Mee-Ow rehearsed for four hours a day, five days a week in the winter and came into rehearsal with two original sketches ready each day — a formula that was passed down, Lewittes said.

“It’s like the sisterhood of the traveling horrible rules,” Lewittes said. “We can’t explain why this works very well, but it does. It forces us to just generate the craziest stuff in the bottom of our brain and that grind mentality just keeps going.”

Comedy was Lewittes’s primary reason for attending NU, she added.

Since Mee-Ow’s founding, numerous groups across the spectrum of comedy have taken shape on campus, including the long-form improv group The Titanic Players and multicultural comedy group Out Da Box.
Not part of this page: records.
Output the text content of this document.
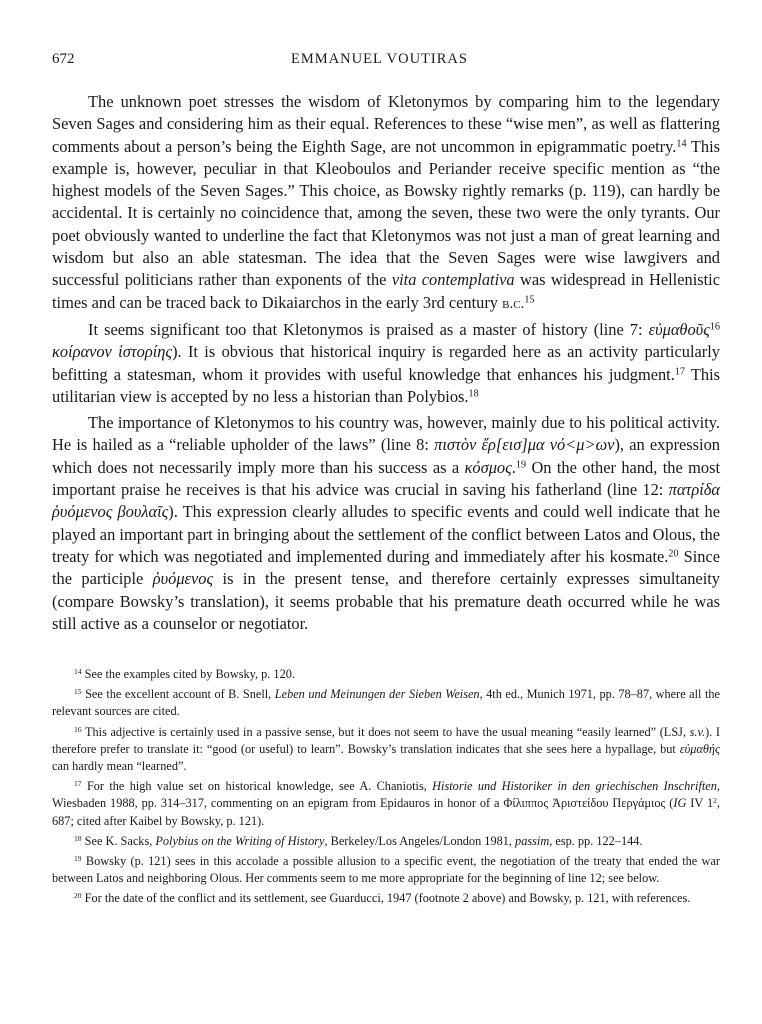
672	EMMANUEL VOUTIRAS

The unknown poet stresses the wisdom of Kletonymos by comparing him to the legendary Seven Sages and considering him as their equal. References to these “wise men”, as well as flattering comments about a person’s being the Eighth Sage, are not uncommon in epigrammatic poetry.$^{14}$ This example is, however, peculiar in that Kleoboulos and Periander receive specific mention as “the highest models of the Seven Sages.” This choice, as Bowsky rightly remarks (p. 119), can hardly be accidental. It is certainly no coincidence that, among the seven, these two were the only tyrants. Our poet obviously wanted to underline the fact that Kletonymos was not just a man of great learning and wisdom but also an able statesman. The idea that the Seven Sages were wise lawgivers and successful politicians rather than exponents of the vita contemplativa was widespread in Hellenistic times and can be traced back to Dikaiarchos in the early 3rd century b.c.$^{15}$

It seems significant too that Kletonymos is praised as a master of history (line 7: εὐμαθοῦς$^{16}$ κοίρανον ἱστορίης). It is obvious that historical inquiry is regarded here as an activity particularly befitting a statesman, whom it provides with useful knowledge that enhances his judgment.$^{17}$ This utilitarian view is accepted by no less a historian than Polybios.$^{18}$

The importance of Kletonymos to his country was, however, mainly due to his political activity. He is hailed as a “reliable upholder of the laws” (line 8: πιστὸν ἔρ[εισ]μα νό<μ>ων), an expression which does not necessarily imply more than his success as a κόσμος.$^{19}$ On the other hand, the most important praise he receives is that his advice was crucial in saving his fatherland (line 12: πατρίδα ῥυόμενος βουλαῖς). This expression clearly alludes to specific events and could well indicate that he played an important part in bringing about the settlement of the conflict between Latos and Olous, the treaty for which was negotiated and implemented during and immediately after his kosmate.$^{20}$ Since the participle ῥυόμενος is in the present tense, and therefore certainly expresses simultaneity (compare Bowsky’s translation), it seems probable that his premature death occurred while he was still active as a counselor or negotiator.

$^{14}$ See the examples cited by Bowsky, p. 120.

$^{15}$ See the excellent account of B. Snell, Leben und Meinungen der Sieben Weisen, 4th ed., Munich 1971, pp. 78–87, where all the relevant sources are cited.

$^{16}$ This adjective is certainly used in a passive sense, but it does not seem to have the usual meaning “easily learned” (LSJ, s.v.). I therefore prefer to translate it: “good (or useful) to learn”. Bowsky’s translation indicates that she sees here a hypallage, but εὐμαθής can hardly mean “learned”.

$^{17}$ For the high value set on historical knowledge, see A. Chaniotis, Historie und Historiker in den griechischen Inschriften, Wiesbaden 1988, pp. 314–317, commenting on an epigram from Epidauros in honor of a Φίλιππος Ἀριστείδου Περγάμιος (IG IV $1^2$, 687; cited after Kaibel by Bowsky, p. 121).

$^{18}$ See K. Sacks, Polybius on the Writing of History, Berkeley/Los Angeles/London 1981, passim, esp. pp. 122–144.

$^{19}$ Bowsky (p. 121) sees in this accolade a possible allusion to a specific event, the negotiation of the treaty that ended the war between Latos and neighboring Olous. Her comments seem to me more appropriate for the beginning of line 12; see below.

$^{20}$ For the date of the conflict and its settlement, see Guarducci, 1947 (footnote 2 above) and Bowsky, p. 121, with references.
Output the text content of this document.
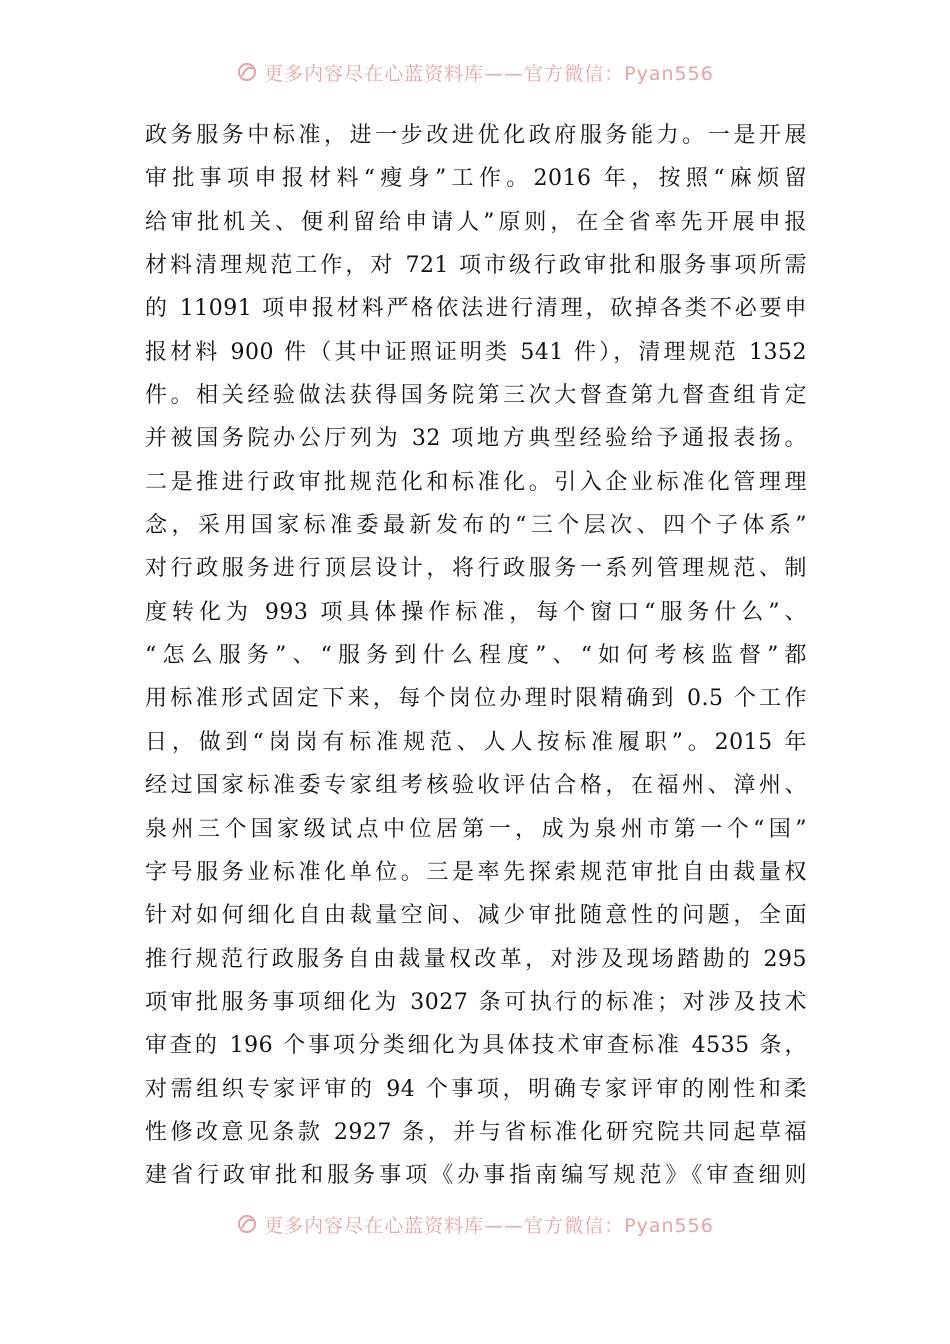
更多内容尽在心蓝资料库——官方微信：Pyan556
政务服务中标准，进一步改进优化政府服务能力。一是开展
审批事项申报材料“瘦身”工作。2016 年，按照“麻烦留
给审批机关、便利留给申请人”原则，在全省率先开展申报
材料清理规范工作，对 721 项市级行政审批和服务事项所需
的 11091 项申报材料严格依法进行清理，砍掉各类不必要申
报材料 900 件（其中证照证明类 541 件），清理规范 1352
件。相关经验做法获得国务院第三次大督查第九督查组肯定
并被国务院办公厅列为 32 项地方典型经验给予通报表扬。
二是推进行政审批规范化和标准化。引入企业标准化管理理
念，采用国家标准委最新发布的“三个层次、四个子体系”
对行政服务进行顶层设计，将行政服务一系列管理规范、制
度转化为 993 项具体操作标准，每个窗口“服务什么”、
“怎么服务”、“服务到什么程度”、“如何考核监督”都
用标准形式固定下来，每个岗位办理时限精确到 0.5 个工作
日，做到“岗岗有标准规范、人人按标准履职”。2015 年
经过国家标准委专家组考核验收评估合格，在福州、漳州、
泉州三个国家级试点中位居第一，成为泉州市第一个“国”
字号服务业标准化单位。三是率先探索规范审批自由裁量权
针对如何细化自由裁量空间、减少审批随意性的问题，全面
推行规范行政服务自由裁量权改革，对涉及现场踏勘的 295
项审批服务事项细化为 3027 条可执行的标准；对涉及技术
审查的 196 个事项分类细化为具体技术审查标准 4535 条，
对需组织专家评审的 94 个事项，明确专家评审的刚性和柔
性修改意见条款 2927 条，并与省标准化研究院共同起草福
建省行政审批和服务事项《办事指南编写规范》《审查细则
更多内容尽在心蓝资料库——官方微信：Pyan556
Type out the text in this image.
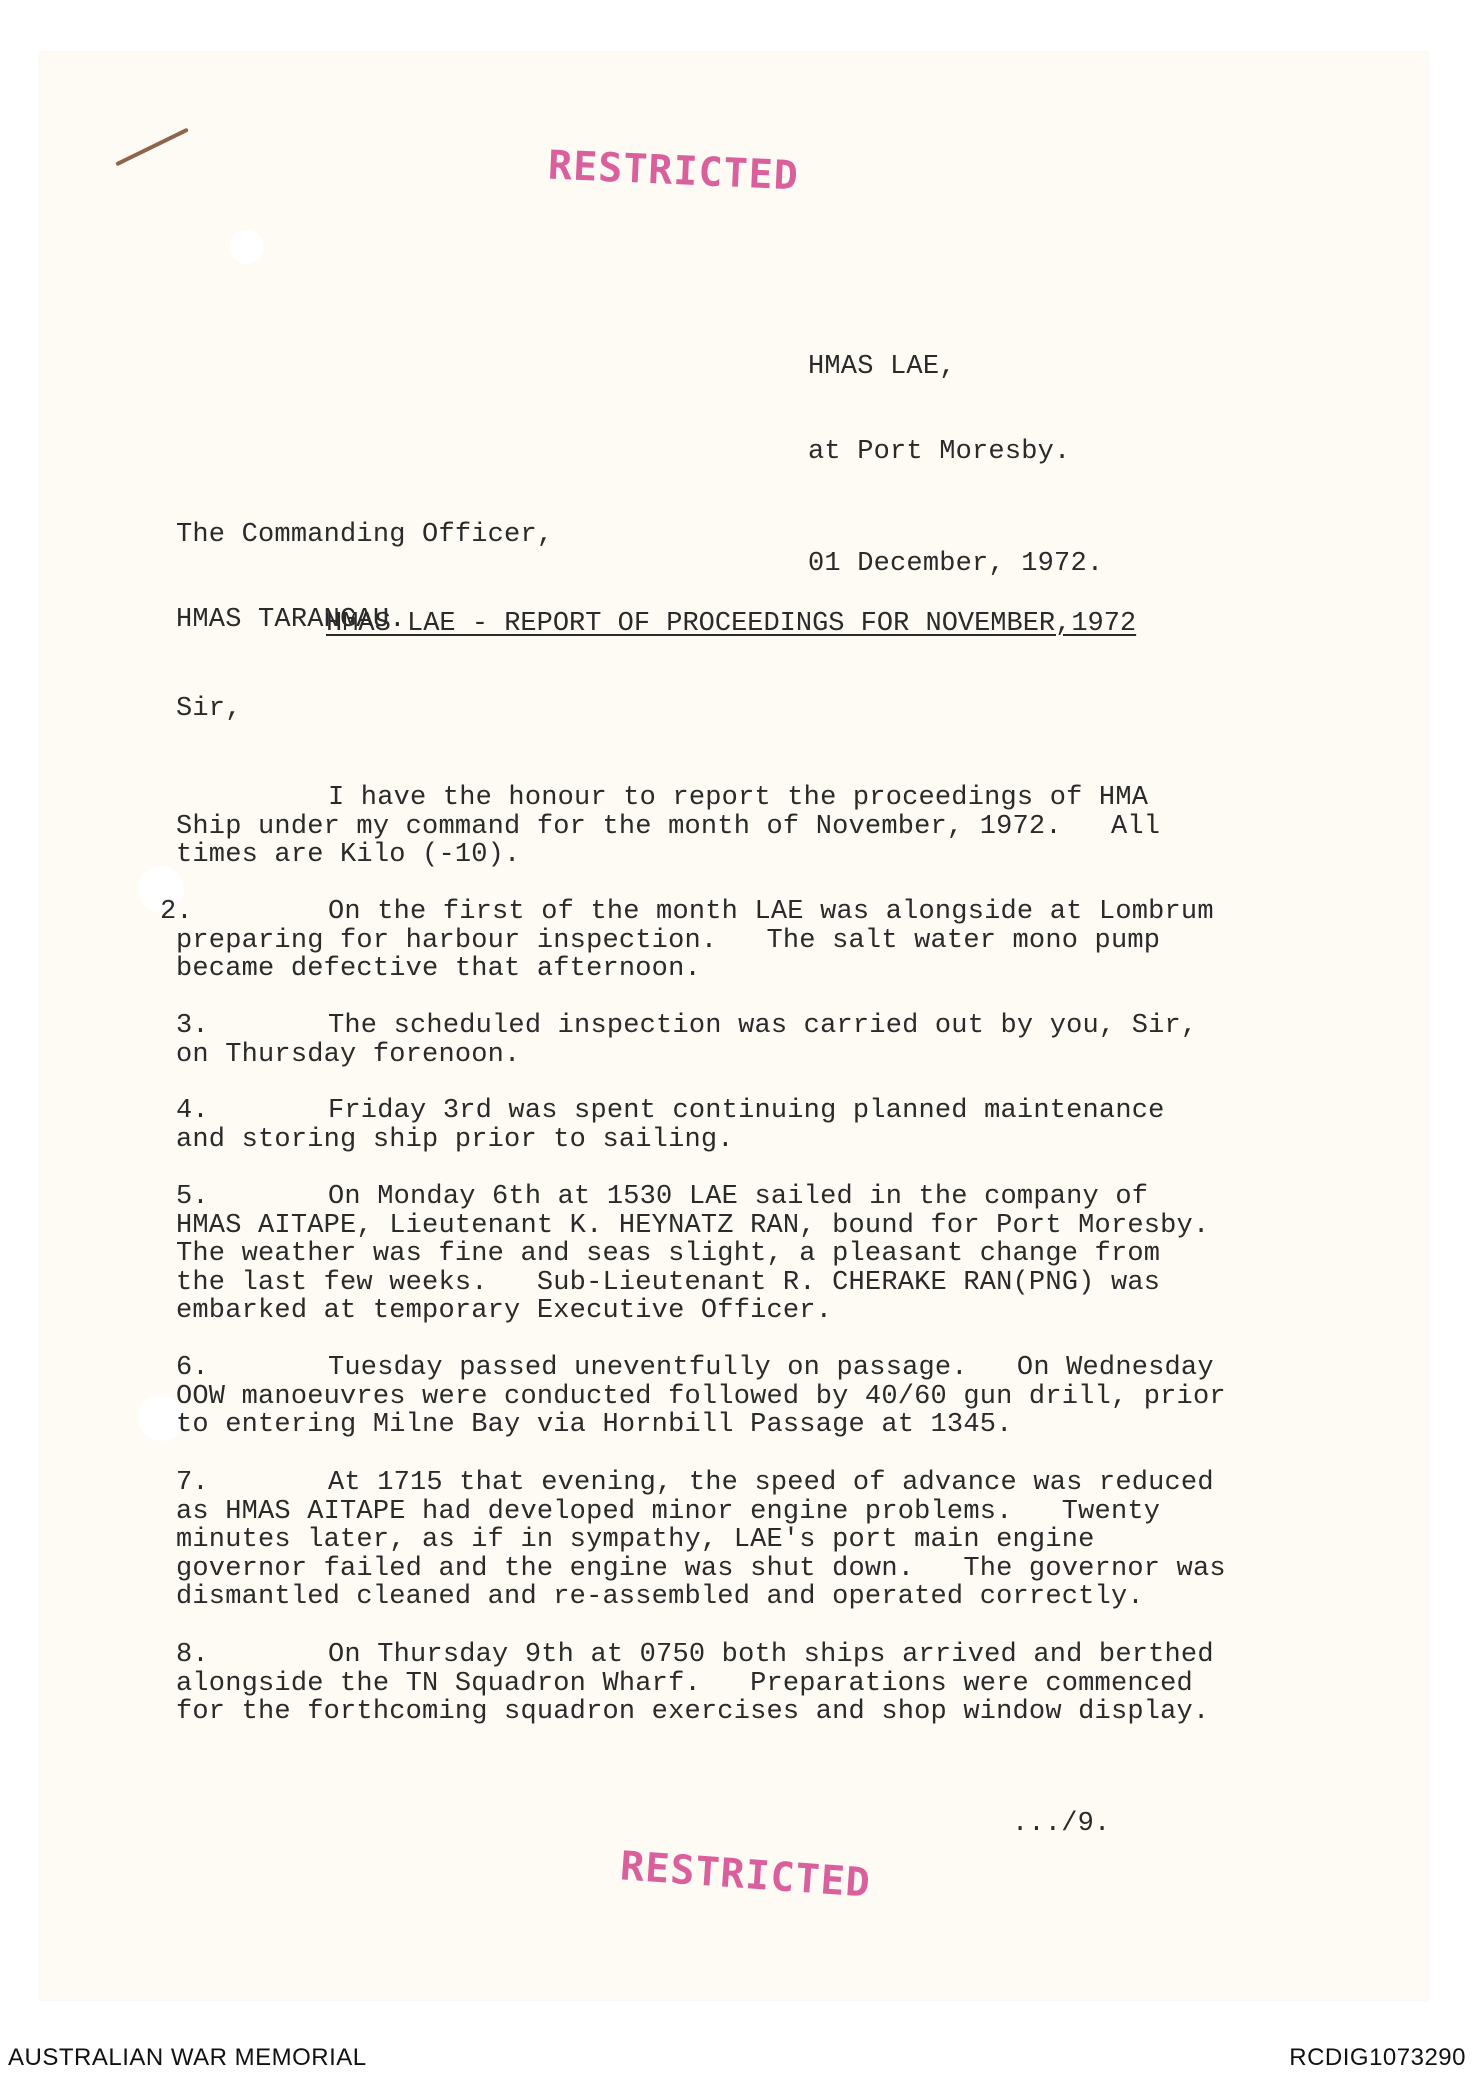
RESTRICTED

HMAS LAE,

at Port Moresby.

01 December, 1972.

The Commanding Officer,

HMAS TARANGAU.

HMAS LAE - REPORT OF PROCEEDINGS FOR NOVEMBER,1972
Sir,
I have the honour to report the proceedings of HMA
Ship under my command for the month of November, 1972.   All
times are Kilo (-10).
2.	On the first of the month LAE was alongside at Lombrum
preparing for harbour inspection.   The salt water mono pump
became defective that afternoon.
3.	The scheduled inspection was carried out by you, Sir,
on Thursday forenoon.
4.	Friday 3rd was spent continuing planned maintenance
and storing ship prior to sailing.
5.	On Monday 6th at 1530 LAE sailed in the company of
HMAS AITAPE, Lieutenant K. HEYNATZ RAN, bound for Port Moresby.
The weather was fine and seas slight, a pleasant change from
the last few weeks.   Sub-Lieutenant R. CHERAKE RAN(PNG) was
embarked at temporary Executive Officer.
6.	Tuesday passed uneventfully on passage.   On Wednesday
OOW manoeuvres were conducted followed by 40/60 gun drill, prior
to entering Milne Bay via Hornbill Passage at 1345.
7.	At 1715 that evening, the speed of advance was reduced
as HMAS AITAPE had developed minor engine problems.   Twenty
minutes later, as if in sympathy, LAE's port main engine
governor failed and the engine was shut down.   The governor was
dismantled cleaned and re-assembled and operated correctly.
8.	On Thursday 9th at 0750 both ships arrived and berthed
alongside the TN Squadron Wharf.   Preparations were commenced
for the forthcoming squadron exercises and shop window display.
.../9.
RESTRICTED
AUSTRALIAN WAR MEMORIAL	RCDIG1073290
“Mee-Ow pointed out that there needed to be more opportunities for students to perform, to write, to create their own material and have that voice honored,” Radding said.

Half a century of jokes later, Mee-Ow is looking toward the next 50 years of bits and goofs to come.

“The show comes together so quickly that it really bonds you in a way that is so special,” Communication junior and current Mee-Ow cast member Ferdinand Moscat said. “And I hope that future Mee-Ow cast members or future producers, musicians, designers — that it’s something that can only grow more and more and more.”

Mee-Ow alumni and current members will have an opportunity to come together and celebrate the group’s 50th anniversary at the Mee-Ow Show Fest this weekend.

Panels featuring alumni from Ana Gasteyer (Communication ’89) to Dermot Mulroney (Communication ’85) will run all day Saturday, and Radding — co-author of upcoming book ”The Mee-Ow Show at 50: From Cultural Rebellion to Comedy Institution” — will give a short history of the group.

Two-time Mee-Ow co-producer Dory Weiss (Communication ’03) is also headed back to Evanston for the reunion and organized panels for the event.

“It’s about the legacy,.” Weiss said. “It’s about the 50 years before and the 50 years to come.”